Shas chair Deri to resign from Knesset in plea deal that lets him stay in politics — report
Raoul Wootliff is a former Times of Israel political correspondent and Daily Briefing podcast producer.
Shas chairman MK Aryeh Deri is expected to sign a plea deal in the coming days, in which he will admit to tax offenses and resign from the Knesset by the end of its current term, Channel 12 news reports.
As part of the reported deal, Deri will not be charged with a crime that would entail moral turpitude, meaning he would be eligible to run for future office, even in the next elections.
Deri’s office does not deny the report, saying only that it would not comment “until a decision is made.”
Channel 12 says that Shas officials expect Deri to continue to “control and lead” the party from outside the Knesset.
Walla reports that Deri has already given his consent to the details of the deal and that it is now only awaiting the signature of Attorney General Avichai Mandelblit.
Mandelblit announced in January that he intended to file criminal charges against Deri, pending a hearing.
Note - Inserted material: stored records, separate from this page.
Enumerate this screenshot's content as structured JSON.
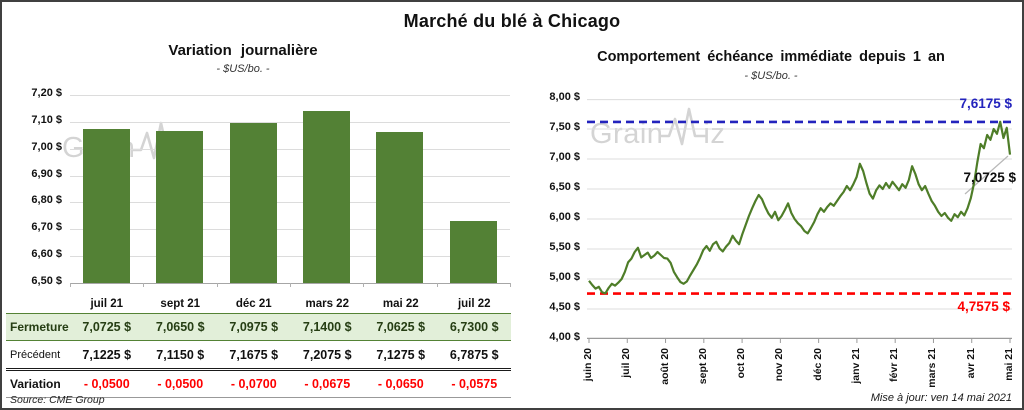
{
  "page": {
    "title": "Marché du blé à Chicago",
    "source": "Source: CME Group",
    "updated": "Mise à jour: ven 14 mai 2021",
    "watermark": {
      "part1": "Grain",
      "part2": "iz"
    }
  },
  "colors": {
    "bar_green": "#538135",
    "line_green": "#4e7d28",
    "closing_row_bg": "#e2efd9",
    "closing_row_border": "#548235",
    "max_blue": "#2323bd",
    "min_red": "#fe0000",
    "variation_red": "#fe0000",
    "gridline": "#dcdcdc",
    "axis": "#a6a6a6",
    "watermark_gray": "#d4d4d4"
  },
  "left_table": {
    "columns": [
      "juil 21",
      "sept 21",
      "déc 21",
      "mars 22",
      "mai 22",
      "juil 22"
    ],
    "rows": [
      {
        "label": "Fermeture",
        "style": "closing",
        "values": [
          "7,0725 $",
          "7,0650 $",
          "7,0975 $",
          "7,1400 $",
          "7,0625 $",
          "6,7300 $"
        ]
      },
      {
        "label": "Précédent",
        "style": "previous",
        "values": [
          "7,1225 $",
          "7,1150 $",
          "7,1675 $",
          "7,2075 $",
          "7,1275 $",
          "6,7875 $"
        ]
      },
      {
        "label": "Variation",
        "style": "variation",
        "values": [
          "- 0,0500",
          "- 0,0500",
          "- 0,0700",
          "- 0,0675",
          "- 0,0650",
          "- 0,0575"
        ]
      }
    ]
  },
  "chart_data": [
    {
      "type": "bar",
      "title": "Variation journalière",
      "subtitle": "- $US/bo. -",
      "categories": [
        "juil 21",
        "sept 21",
        "déc 21",
        "mars 22",
        "mai 22",
        "juil 22"
      ],
      "values": [
        7.0725,
        7.065,
        7.0975,
        7.14,
        7.0625,
        6.73
      ],
      "ylabel": "$US/bo.",
      "ylim": [
        6.5,
        7.2
      ],
      "ytick_step": 0.1,
      "ytick_labels": [
        "7,20 $",
        "7,10 $",
        "7,00 $",
        "6,90 $",
        "6,80 $",
        "6,70 $",
        "6,60 $",
        "6,50 $"
      ],
      "baseline": 6.5,
      "grid": true,
      "bar_color": "#538135"
    },
    {
      "type": "line",
      "title": "Comportement échéance immédiate depuis 1 an",
      "subtitle": "- $US/bo. -",
      "x_labels": [
        "juin 20",
        "juil 20",
        "août 20",
        "sept 20",
        "oct 20",
        "nov 20",
        "déc 20",
        "janv 21",
        "févr 21",
        "mars 21",
        "avr 21",
        "mai 21"
      ],
      "values": [
        4.97,
        4.9,
        4.84,
        4.87,
        4.78,
        4.76,
        4.85,
        4.92,
        4.89,
        4.94,
        5.0,
        5.12,
        5.28,
        5.34,
        5.45,
        5.52,
        5.36,
        5.4,
        5.44,
        5.35,
        5.39,
        5.45,
        5.4,
        5.35,
        5.34,
        5.27,
        5.12,
        5.03,
        4.95,
        4.92,
        4.96,
        5.06,
        5.15,
        5.24,
        5.35,
        5.48,
        5.55,
        5.47,
        5.58,
        5.62,
        5.51,
        5.46,
        5.54,
        5.6,
        5.72,
        5.64,
        5.58,
        5.75,
        5.9,
        6.05,
        6.18,
        6.3,
        6.4,
        6.33,
        6.2,
        6.09,
        6.02,
        6.12,
        5.98,
        6.05,
        6.15,
        6.26,
        6.1,
        6.0,
        5.93,
        5.88,
        5.8,
        5.76,
        5.85,
        5.95,
        6.08,
        6.18,
        6.12,
        6.2,
        6.26,
        6.22,
        6.3,
        6.38,
        6.45,
        6.55,
        6.48,
        6.58,
        6.7,
        6.92,
        6.8,
        6.6,
        6.42,
        6.34,
        6.48,
        6.56,
        6.5,
        6.6,
        6.52,
        6.62,
        6.55,
        6.48,
        6.58,
        6.52,
        6.65,
        6.88,
        6.75,
        6.58,
        6.48,
        6.55,
        6.42,
        6.3,
        6.22,
        6.12,
        6.05,
        6.1,
        6.02,
        5.97,
        6.08,
        6.03,
        6.12,
        6.06,
        6.18,
        6.35,
        6.6,
        6.95,
        7.25,
        7.18,
        7.4,
        7.32,
        7.5,
        7.42,
        7.62,
        7.35,
        7.52,
        7.0725
      ],
      "ylim": [
        4.0,
        8.0
      ],
      "ytick_step": 0.5,
      "ytick_labels": [
        "8,00 $",
        "7,50 $",
        "7,00 $",
        "6,50 $",
        "6,00 $",
        "5,50 $",
        "5,00 $",
        "4,50 $",
        "4,00 $"
      ],
      "grid": true,
      "line_color": "#4e7d28",
      "annotations": {
        "max": {
          "label": "7,6175 $",
          "value": 7.6175,
          "color": "#2323bd",
          "style": "dashed"
        },
        "min": {
          "label": "4,7575 $",
          "value": 4.7575,
          "color": "#fe0000",
          "style": "dashed"
        },
        "last": {
          "label": "7,0725 $",
          "value": 7.0725
        }
      }
    }
  ]
}
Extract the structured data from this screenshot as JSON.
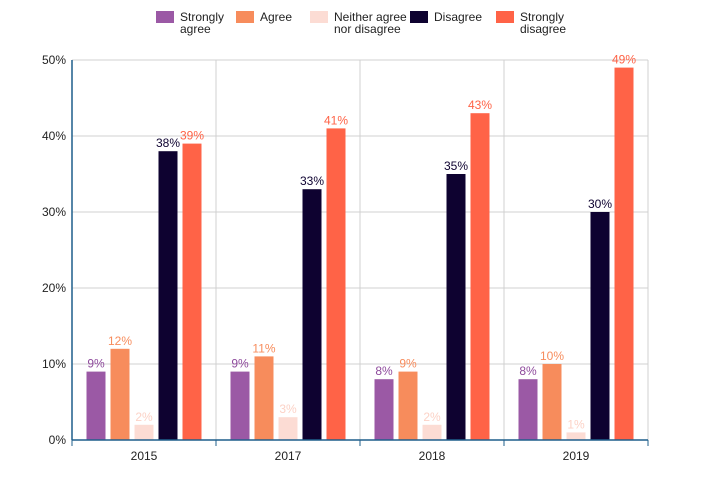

Deri, who was convicted and jailed for bribery decades ago, had initially been suspected of the same charge when the current investigation began five years ago, but Mandelblit has ended up accusing him of the lesser offenses of failing to report income to tax authorities on two occasions, and additional tax offenses committed while selling Jerusalem apartments to his brother, Shlomo.
He had also been suspected of bribery, fraud, and breach of trust over the alleged diversion of hundreds of thousands of shekels in state funds to NGOs run by members of his immediate family, but those charges were dropped.